November 18, 2013

The Half Marathon

Naturally, we were running late on Saturday morning, and traffic was disordered due to road blocks and other race infrastructure challenges. I hopped out of the car five or six blocks from the course after we realized we were traveling in futile circles. I made my way to the start line, skipping the long waits at the port-o-johns in favor of chancing it somewhere along the course.

I missed my 2:30 heat, but joined the very last group of runners, marked with a "J" instead of a pace time. Squished in to the crowd, we inched our way closer to the official start, the bandstand music blaring louder and louder. The rain had been pouring in sheets all morning but transitioned to a cool mist as we started out down Broad Street.

I'm learning to be confident in claiming all parts of me, not just the ones that I am best at, or most talented, or the ones I get paid for.
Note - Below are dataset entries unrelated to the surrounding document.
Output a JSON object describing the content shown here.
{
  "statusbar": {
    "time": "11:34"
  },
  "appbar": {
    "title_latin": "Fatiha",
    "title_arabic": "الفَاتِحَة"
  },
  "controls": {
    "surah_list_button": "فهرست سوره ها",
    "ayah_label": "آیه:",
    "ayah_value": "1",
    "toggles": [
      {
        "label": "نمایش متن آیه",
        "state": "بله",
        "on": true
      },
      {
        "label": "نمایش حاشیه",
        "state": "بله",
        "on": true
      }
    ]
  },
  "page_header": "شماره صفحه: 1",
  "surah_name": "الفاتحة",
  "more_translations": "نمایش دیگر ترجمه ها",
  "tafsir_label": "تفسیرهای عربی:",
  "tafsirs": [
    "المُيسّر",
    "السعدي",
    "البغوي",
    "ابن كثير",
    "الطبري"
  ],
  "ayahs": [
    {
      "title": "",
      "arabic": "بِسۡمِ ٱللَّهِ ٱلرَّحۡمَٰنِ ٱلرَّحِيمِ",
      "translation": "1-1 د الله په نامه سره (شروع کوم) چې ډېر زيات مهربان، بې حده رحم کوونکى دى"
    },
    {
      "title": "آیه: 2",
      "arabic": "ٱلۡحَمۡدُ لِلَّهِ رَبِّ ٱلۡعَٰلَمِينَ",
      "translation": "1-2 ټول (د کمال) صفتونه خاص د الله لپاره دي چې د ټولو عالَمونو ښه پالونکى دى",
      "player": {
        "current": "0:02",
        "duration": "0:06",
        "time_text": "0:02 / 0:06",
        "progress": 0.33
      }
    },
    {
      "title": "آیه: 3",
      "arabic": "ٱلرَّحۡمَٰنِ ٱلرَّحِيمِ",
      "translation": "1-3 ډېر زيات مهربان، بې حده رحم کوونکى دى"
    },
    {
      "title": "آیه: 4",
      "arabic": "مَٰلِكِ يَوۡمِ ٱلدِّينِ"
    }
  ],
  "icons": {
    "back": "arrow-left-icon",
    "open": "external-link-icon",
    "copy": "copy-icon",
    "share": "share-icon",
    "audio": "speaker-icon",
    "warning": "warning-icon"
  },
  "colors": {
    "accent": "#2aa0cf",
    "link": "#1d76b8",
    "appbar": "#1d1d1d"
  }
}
All the parts of me that bring me joy are of equal consequence and so I am a runner. I like the solitude that running offers. In that space I can be in the moment or out of it. I can go places when I run, and I can feel my city in a way that just isn't possible in a car. Races are an especially happy aspect of running. I feel a super sense when I am on a course, a heightened awareness that is energizing and just feels really good. The runners, the spectators, the sounds, the views. The work of pushing my body to move distance, across time. I love that running is truly for everyone. I love that people are at the heart of every race. I like running alongside them, being passed, and passing too. Energy radiates and the race is our one shining opportunity to culminate many months of effort and preparation.

I started the run counting miles up, until I got to the halfway point, and then I started counting miles down. The course was hilly around miles 6 and 7 but flattened out again after that. My toes fell asleep a few times and required a little stretch in the last half, but otherwise, I felt pretty strong.

When I reached the 12 mile mark, I was ready to be done, knowing that the last .1 mile always feels incredibly far. Distance running and birth share some sentimental parallels for me and so I thought a lot about my client mamas, and my friends, and my own birth experiences in that last little stretch.

A nice surprise was that the final .6 miles of the course was downhill, which made for a mad sprint to the finish.

This morning, Roscoe insisted that I wear my medal around my neck to drop him off at school. I obliged his request and as we said our goodbyes I offered it to him to keep for the day. I stayed back to chat with another mom, and caught the beginning of morning circle time, when he stood up and told the story of how his Momma ran a half-marathon and won, holding up my medal to prove it.